Figure 5:. Reinforcement learning related changes in neural activity

A. Difference between wrong and correct trials before learning (OT), in the first, middle and last 33% of learning for wP-cells (red; first *** means P = 4.3e-5; second *** means 0.0021; * means P = 0.0414) and cP-cells (blue; first *** means P = 0.0091; second *** means 0.0111; n.s means P = 0.0633). B. Top: average learning error from all sessions (grey). Bottom: Average magnitude of the error (|wrong – correct|) calculated in the delta epoch (yellow) and from a random sample of 200 epochs per neuron (green) for all neurons as a function of learning. The shaded region in the delta epoch case is s.e.m, but the shaded region in the random epoch condition is 2 × st. dev. C.

Figure 6:. Drift diffusion reinforcement learning model

A. Schematic of the model, a1 and a2 are the two action choices that are modeled as accumulators with rates υ_a1 and υ_a2 respectively, racing to threshold (bound). The winner takes all and consequences of the chosen action a_ch is evaluated by the activity of P-cells in the delta epoch given by Δ. This is used to update the rates of the accumulator on a trial by trial basis.

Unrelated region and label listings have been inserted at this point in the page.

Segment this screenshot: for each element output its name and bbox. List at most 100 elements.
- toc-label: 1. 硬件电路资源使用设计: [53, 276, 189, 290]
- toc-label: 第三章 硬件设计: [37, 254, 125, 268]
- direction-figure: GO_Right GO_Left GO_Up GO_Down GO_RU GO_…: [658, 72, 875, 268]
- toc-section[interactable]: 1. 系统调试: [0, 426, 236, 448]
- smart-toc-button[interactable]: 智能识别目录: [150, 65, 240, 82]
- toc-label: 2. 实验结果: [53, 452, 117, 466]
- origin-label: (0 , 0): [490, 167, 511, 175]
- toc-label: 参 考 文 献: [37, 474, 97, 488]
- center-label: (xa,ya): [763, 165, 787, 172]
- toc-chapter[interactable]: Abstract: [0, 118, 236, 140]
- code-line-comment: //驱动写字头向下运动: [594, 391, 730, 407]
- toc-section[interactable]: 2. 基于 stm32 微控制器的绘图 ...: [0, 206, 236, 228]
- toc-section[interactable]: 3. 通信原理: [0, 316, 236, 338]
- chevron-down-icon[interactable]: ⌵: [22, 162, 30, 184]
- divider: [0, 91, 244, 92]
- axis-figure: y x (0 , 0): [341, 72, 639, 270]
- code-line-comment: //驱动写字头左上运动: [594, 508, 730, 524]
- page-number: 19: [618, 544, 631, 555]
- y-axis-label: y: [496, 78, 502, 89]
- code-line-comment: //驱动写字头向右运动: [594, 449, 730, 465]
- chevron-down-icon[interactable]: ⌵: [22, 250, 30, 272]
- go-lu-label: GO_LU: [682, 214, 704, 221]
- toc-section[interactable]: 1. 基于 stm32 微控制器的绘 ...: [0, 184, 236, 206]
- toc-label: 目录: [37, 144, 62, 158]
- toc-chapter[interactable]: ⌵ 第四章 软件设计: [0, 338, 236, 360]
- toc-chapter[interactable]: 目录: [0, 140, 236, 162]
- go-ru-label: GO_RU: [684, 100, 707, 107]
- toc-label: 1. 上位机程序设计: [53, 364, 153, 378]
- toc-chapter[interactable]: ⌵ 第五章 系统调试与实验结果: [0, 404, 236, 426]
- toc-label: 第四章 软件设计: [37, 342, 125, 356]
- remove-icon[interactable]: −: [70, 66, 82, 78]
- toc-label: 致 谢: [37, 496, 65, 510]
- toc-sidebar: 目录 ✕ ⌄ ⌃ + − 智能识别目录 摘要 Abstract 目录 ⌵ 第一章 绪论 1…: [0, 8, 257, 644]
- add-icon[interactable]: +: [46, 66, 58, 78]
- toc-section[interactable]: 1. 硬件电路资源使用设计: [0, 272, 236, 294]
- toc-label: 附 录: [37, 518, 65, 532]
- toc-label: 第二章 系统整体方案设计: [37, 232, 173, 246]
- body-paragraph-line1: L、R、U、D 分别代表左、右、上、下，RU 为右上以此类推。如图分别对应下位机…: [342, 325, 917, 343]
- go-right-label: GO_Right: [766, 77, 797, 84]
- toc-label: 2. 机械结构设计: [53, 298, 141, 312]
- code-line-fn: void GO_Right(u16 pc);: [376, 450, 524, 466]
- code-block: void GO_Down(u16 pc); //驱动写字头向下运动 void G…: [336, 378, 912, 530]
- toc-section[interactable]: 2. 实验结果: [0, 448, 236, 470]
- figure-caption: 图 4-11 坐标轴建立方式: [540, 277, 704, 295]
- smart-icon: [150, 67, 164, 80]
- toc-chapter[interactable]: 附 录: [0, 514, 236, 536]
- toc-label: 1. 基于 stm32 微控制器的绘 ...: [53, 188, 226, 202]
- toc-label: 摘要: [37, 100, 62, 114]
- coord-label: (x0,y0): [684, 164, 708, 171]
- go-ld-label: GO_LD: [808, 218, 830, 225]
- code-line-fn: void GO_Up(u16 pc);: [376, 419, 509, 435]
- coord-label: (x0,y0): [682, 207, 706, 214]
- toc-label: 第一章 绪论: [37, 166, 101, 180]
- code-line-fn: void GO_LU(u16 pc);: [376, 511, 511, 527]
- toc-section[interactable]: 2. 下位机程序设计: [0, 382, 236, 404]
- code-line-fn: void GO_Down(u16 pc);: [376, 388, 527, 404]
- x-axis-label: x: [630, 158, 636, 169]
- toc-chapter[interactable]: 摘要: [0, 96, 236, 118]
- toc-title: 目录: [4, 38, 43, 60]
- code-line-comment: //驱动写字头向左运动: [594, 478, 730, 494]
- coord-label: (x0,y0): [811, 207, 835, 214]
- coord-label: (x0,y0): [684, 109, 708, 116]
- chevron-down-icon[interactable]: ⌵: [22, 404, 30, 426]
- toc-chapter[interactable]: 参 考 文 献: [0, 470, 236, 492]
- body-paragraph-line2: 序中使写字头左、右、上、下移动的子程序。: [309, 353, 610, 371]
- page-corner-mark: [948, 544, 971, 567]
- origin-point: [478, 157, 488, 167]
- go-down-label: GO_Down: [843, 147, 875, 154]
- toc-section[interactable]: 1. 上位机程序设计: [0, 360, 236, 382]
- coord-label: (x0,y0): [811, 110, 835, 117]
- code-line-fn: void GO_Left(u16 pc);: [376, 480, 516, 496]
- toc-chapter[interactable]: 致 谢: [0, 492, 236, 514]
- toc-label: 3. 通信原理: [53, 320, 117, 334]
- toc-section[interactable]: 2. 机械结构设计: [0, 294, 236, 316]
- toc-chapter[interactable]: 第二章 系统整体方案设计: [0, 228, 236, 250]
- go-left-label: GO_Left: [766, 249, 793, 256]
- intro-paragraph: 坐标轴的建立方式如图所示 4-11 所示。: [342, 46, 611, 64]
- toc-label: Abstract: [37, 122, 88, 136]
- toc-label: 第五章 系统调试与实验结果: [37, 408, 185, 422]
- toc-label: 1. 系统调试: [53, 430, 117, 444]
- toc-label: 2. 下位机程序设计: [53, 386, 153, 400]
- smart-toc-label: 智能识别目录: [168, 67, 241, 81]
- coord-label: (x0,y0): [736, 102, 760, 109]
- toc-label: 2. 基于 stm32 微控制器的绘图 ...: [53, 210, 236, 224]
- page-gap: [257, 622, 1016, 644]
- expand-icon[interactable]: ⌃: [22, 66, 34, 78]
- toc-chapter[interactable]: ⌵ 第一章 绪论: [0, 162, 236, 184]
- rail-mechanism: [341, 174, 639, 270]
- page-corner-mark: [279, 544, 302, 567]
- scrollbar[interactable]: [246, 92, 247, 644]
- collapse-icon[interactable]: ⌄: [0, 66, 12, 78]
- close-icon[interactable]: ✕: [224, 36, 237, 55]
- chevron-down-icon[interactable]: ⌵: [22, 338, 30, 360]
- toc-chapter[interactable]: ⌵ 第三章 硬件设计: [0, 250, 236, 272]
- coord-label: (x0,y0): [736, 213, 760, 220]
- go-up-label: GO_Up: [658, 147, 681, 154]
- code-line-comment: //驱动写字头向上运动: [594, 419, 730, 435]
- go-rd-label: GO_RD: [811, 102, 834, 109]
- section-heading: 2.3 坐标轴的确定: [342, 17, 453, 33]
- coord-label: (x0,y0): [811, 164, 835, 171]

B. Evolution of the action choice rates for each symbol-action pair. C. The profile of neural activity in the delta epoch with learning from experimental data (left) and the model (right). D. Learning curves of each symbol-action associative learning from experimental data (left) and the model (right). E. Strategy used by the monkey during learning (left) and the model (right).

Figure 7:. Time of complex spike activity was unrelated to time of delta epoch

a. Top: Representative wP-cell simple spike activity during learning for correct (blue) and wrong (red) trials. Shaded region is the delta epoch. Bottom: CS activity from the same P-cell during OT condition (black) and learning (pink). Shaded region is the epoch in which CS was modulated significantly. b. Same as Fig 7A, but for a cP-cell. c. Polar plot (of the entire trial period) of time of significant CS modulation during learning relative to the time of beginning (left), center (middle) or end (right) of the delta epoch for each cell during learning for all wP-cells. Each line on the plot represents time of significant modulation of CS (in ms) relative to the trigger (beginning, center or end of delta epoch for the appropriate plot). d. Same as Fig 7C, for cP-cells.